Wang Yong, director of the Center for American Studies at Peking University, pointed out that based on the two parties’ stance that Washington must be tough on Beijing, President Biden seems unwilling and unable to reach an agreement with China before next year’s midterm elections.
“The results of the tariff war, supply chain disruption, and US macroeconomic problems show that they have no more weapons to put pressure on China,” Wang said.
The tariffs imposed by the Trump administration on China have so far failed to produce much effect because Beijing has adopted a dual-cycle strategy of promoting technological self-reliance and relying on the growth of the domestic market.
China has also indicated its intention to strengthen its trading position in the following ways Application Apply to join the Comprehensive Progress Agreement for Trans-Pacific Partnership (CPTPP), formerly known as the Trans-Pacific Partnership Agreement (TPP).

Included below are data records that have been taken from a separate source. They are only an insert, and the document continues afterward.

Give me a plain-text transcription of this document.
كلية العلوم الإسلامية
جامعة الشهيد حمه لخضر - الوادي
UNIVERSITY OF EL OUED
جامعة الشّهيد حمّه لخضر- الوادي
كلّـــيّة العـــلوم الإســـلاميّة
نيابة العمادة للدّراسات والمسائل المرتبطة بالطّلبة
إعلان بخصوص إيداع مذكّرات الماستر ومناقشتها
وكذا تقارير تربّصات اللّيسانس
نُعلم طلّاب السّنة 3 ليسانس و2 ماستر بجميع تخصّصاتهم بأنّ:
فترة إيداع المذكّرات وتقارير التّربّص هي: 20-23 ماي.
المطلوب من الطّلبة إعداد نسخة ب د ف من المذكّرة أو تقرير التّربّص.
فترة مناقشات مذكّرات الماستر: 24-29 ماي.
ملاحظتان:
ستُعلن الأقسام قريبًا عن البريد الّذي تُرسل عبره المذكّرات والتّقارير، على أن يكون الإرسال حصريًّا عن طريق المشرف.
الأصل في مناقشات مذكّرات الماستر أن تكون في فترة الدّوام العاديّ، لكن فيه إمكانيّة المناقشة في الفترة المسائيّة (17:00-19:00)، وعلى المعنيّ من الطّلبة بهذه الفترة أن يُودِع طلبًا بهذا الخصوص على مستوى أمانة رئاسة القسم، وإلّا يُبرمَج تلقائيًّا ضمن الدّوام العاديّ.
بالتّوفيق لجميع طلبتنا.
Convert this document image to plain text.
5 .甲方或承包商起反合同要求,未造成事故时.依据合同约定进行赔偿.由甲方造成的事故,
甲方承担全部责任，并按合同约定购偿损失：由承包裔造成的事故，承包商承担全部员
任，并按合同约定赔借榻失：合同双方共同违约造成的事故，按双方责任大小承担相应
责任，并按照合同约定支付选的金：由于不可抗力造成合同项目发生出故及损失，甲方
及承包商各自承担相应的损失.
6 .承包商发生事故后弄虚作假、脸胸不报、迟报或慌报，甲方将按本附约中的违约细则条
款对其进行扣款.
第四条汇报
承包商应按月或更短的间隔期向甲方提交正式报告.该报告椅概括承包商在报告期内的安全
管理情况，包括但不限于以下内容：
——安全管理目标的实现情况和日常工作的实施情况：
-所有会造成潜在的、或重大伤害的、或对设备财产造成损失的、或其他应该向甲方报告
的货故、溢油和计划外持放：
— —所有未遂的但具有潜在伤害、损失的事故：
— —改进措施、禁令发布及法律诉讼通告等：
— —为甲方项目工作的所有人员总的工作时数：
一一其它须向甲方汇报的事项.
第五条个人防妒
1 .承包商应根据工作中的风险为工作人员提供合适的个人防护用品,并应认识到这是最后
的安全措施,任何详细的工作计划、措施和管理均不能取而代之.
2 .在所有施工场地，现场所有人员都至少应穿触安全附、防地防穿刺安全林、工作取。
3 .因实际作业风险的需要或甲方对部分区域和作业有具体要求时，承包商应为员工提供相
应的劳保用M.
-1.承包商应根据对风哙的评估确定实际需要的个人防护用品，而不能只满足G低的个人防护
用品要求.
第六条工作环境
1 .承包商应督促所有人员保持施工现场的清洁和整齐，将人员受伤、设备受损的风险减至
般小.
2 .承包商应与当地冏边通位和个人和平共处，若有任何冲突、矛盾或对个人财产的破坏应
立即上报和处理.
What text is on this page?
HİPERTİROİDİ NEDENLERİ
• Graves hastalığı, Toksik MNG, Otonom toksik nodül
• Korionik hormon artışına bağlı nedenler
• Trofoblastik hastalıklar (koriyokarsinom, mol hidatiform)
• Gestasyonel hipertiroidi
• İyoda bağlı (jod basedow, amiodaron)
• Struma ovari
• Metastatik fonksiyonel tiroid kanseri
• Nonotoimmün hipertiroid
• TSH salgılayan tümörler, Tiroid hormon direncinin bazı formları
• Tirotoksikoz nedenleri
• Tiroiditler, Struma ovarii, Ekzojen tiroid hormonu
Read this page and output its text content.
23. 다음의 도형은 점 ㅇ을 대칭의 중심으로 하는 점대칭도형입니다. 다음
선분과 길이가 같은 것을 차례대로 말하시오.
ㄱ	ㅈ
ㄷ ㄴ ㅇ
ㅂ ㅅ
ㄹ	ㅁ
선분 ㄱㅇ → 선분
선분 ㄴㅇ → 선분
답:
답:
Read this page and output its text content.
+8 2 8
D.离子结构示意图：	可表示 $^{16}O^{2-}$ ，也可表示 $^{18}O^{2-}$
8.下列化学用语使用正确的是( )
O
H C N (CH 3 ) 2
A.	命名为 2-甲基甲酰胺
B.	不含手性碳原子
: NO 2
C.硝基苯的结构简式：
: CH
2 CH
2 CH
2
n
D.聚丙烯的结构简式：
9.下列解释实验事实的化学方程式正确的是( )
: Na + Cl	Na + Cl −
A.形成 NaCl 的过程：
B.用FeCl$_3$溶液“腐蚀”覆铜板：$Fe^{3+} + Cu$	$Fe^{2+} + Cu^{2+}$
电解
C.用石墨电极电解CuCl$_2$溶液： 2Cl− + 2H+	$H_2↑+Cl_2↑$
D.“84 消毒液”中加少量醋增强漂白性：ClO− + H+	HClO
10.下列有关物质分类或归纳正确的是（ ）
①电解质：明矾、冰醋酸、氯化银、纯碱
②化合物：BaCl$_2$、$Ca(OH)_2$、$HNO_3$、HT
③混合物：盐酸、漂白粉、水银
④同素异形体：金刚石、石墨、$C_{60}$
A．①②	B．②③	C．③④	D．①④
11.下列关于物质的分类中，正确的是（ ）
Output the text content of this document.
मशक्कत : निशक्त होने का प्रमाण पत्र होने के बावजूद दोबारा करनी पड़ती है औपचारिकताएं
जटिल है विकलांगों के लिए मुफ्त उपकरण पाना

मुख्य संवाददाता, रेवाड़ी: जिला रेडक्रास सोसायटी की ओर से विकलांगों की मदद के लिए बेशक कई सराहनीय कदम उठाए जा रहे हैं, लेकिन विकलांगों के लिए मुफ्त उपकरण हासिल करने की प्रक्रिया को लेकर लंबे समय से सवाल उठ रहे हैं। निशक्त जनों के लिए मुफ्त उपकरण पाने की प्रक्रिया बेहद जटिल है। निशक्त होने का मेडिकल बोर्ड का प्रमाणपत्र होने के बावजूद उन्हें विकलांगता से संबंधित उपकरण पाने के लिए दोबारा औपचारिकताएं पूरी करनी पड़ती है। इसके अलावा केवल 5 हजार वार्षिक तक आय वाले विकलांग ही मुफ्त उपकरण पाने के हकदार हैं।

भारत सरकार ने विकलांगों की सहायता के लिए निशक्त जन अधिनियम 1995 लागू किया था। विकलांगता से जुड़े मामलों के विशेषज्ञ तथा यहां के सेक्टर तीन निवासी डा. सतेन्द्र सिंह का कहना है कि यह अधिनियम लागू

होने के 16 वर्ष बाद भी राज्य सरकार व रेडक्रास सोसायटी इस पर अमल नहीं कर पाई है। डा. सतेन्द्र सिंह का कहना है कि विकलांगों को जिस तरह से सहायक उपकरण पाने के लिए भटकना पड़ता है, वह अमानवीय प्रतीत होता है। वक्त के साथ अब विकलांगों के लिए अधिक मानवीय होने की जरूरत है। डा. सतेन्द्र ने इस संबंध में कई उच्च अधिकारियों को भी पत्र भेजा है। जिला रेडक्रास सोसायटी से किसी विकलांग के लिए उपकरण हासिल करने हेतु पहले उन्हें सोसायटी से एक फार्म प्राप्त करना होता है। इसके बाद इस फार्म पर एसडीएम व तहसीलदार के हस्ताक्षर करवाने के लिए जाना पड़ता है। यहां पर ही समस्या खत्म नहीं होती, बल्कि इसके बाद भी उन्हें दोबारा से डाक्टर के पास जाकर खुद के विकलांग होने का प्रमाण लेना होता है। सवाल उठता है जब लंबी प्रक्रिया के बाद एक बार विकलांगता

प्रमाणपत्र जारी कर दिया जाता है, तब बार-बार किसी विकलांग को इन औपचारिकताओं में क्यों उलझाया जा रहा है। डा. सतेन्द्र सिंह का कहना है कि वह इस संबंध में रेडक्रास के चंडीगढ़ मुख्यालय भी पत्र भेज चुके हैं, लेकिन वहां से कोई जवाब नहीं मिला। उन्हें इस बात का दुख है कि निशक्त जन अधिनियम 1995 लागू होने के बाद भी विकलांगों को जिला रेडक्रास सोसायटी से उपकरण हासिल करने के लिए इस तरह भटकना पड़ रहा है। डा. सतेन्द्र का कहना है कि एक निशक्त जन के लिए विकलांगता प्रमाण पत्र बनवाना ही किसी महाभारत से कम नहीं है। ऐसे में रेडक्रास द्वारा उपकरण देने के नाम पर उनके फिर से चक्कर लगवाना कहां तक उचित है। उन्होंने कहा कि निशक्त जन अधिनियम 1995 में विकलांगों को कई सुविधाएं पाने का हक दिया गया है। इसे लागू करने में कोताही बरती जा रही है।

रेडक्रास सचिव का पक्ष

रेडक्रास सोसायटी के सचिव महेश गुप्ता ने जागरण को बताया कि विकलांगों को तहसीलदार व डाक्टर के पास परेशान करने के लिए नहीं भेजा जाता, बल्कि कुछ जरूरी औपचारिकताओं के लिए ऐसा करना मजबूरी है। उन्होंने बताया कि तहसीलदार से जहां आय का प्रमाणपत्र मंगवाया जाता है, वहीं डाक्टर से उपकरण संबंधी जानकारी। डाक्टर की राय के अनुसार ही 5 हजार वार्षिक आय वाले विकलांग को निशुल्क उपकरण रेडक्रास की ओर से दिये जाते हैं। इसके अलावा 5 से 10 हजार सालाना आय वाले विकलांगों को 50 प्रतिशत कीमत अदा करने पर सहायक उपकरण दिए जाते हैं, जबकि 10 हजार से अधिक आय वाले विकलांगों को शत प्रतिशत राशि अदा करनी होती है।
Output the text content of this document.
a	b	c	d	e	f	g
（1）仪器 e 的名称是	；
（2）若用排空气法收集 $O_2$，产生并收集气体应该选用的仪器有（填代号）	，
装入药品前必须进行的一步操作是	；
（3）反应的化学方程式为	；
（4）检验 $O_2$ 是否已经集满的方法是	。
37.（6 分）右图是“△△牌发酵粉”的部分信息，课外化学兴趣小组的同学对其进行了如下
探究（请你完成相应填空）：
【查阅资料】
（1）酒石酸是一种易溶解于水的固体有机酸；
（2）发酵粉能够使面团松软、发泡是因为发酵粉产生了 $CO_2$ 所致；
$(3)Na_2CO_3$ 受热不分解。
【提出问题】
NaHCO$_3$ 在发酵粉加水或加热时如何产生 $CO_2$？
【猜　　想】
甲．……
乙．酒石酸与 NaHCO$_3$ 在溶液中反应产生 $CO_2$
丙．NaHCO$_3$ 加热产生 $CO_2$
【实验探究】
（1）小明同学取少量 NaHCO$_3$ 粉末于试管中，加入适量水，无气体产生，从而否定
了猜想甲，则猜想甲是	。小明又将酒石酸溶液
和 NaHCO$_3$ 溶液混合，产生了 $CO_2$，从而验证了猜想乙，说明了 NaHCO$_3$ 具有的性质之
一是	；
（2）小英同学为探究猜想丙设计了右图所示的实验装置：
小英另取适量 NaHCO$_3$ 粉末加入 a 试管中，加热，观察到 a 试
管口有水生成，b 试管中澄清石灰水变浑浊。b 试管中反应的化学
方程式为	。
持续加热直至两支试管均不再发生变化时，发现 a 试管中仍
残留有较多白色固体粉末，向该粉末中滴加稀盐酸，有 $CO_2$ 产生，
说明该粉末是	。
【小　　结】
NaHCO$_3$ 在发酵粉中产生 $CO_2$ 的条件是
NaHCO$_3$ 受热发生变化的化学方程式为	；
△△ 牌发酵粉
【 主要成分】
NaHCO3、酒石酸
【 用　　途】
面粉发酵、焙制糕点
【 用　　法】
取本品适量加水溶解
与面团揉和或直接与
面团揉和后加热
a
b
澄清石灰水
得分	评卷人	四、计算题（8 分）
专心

The United States initiated the TPP negotiation process, but Trump decided in 2017 to withdraw from the agreement on the grounds that the agreement did not bring benefits to workers in the country.
sheet Global Times The People’s Daily, the mouthpiece of the Chinese Communist Party, stated that applying to join the CPTPP strengthened Beijing’s “leading position in global trade” and made Washington “increasingly isolated”.
Reuters On November 18, the United States quoted an unnamed source as saying that it put pressure on South Korean chip maker SK Hynix to stop its plan to upgrade its large-scale production line in Wuxi, Jiangsu.
Chinese state media claimed that this was a manifestation of the US’s use of political supremacy to hinder normal business, and warned that such “interference” would further disrupt the supply chain. The global supply chain is already dealing with semiconductor shortages.
However, experts said that although the United States no longer possesses effective weapons to continue to exert pressure on China without interrupting the global supply chain, the United States will continue to maintain a tough attitude towards Beijing, possibly even more severely.
Expert Chen Fengying said: “The United States is more willing to discuss with its allies rather than directly negotiate with China because they realize that they can no longer deal with China alone.”